Mae didn’t blink or ask how he knew who she was. “And? What do you want?”

“You,” he said bluntly. “You had to have known we’d send someone eventually.”

“Oh, yeah? Are you some kind of bounty hunter sent by my mother to drag me home?”

“Somehow, I don’t think that would be too easy a task.” He chuckled. “But it’s funny you mention your family, because I do have something that might be of interest to you—something that’s a sign of our goodwill and desire to welcome you.”

Adrenaline flooded her.
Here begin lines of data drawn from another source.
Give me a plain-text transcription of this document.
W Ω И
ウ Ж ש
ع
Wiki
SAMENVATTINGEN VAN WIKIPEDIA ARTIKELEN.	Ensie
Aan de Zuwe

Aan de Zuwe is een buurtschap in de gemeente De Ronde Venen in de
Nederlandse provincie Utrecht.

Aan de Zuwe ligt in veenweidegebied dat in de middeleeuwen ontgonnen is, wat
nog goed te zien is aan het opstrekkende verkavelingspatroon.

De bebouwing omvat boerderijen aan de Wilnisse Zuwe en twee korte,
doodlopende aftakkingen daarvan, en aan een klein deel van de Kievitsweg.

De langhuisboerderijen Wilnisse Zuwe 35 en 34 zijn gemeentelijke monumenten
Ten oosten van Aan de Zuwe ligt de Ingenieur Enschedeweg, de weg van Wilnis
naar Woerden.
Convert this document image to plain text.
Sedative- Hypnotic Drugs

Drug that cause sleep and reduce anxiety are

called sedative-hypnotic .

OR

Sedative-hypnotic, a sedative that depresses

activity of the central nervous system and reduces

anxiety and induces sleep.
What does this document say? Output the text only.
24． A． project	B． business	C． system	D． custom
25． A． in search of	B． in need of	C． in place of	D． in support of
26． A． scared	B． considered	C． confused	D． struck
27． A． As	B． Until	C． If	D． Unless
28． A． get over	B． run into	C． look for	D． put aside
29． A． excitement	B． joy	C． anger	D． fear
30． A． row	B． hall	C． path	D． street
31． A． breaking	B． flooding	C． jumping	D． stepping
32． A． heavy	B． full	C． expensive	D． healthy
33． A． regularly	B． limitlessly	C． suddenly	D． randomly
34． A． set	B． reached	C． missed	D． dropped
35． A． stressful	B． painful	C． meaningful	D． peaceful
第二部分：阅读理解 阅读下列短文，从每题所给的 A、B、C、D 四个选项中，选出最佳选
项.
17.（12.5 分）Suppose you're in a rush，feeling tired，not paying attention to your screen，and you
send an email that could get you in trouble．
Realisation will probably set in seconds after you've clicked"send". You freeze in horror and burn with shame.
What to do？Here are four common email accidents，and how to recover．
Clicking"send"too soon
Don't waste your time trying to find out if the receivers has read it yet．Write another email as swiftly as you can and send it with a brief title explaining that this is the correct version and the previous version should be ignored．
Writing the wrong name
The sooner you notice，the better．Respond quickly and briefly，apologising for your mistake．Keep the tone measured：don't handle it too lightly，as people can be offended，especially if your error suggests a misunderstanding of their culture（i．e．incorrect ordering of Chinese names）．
She kept her face perfectly still, refusing to
let on that she was completely clueless about the context of this visit, seeing as he seemed to think she should know it. Revealing her ignorance would be a weakness.

Emil reached toward his pocket, and Mae’s finger tensed on the trigger. “See if this looks familiar.” He produced an ego and casually scrolled through until he found a picture. Holding it up, he showed it to Mae.

Again, she made sure her expression gave away nothing, though this time, keeping that control was much harder. “I’ve never seen her before.”

The girl in the picture was about eight years old, wearing a bizarre, homespun dress made of a drab brown fabric. A white kerchief covered her head, but wisps of sunny blond hair escaped it. She stood outside in a grassy area that had no other identifying features.
She looks exactly like Claudia,
Mae thought.
Well, a prettier version, which would make sense.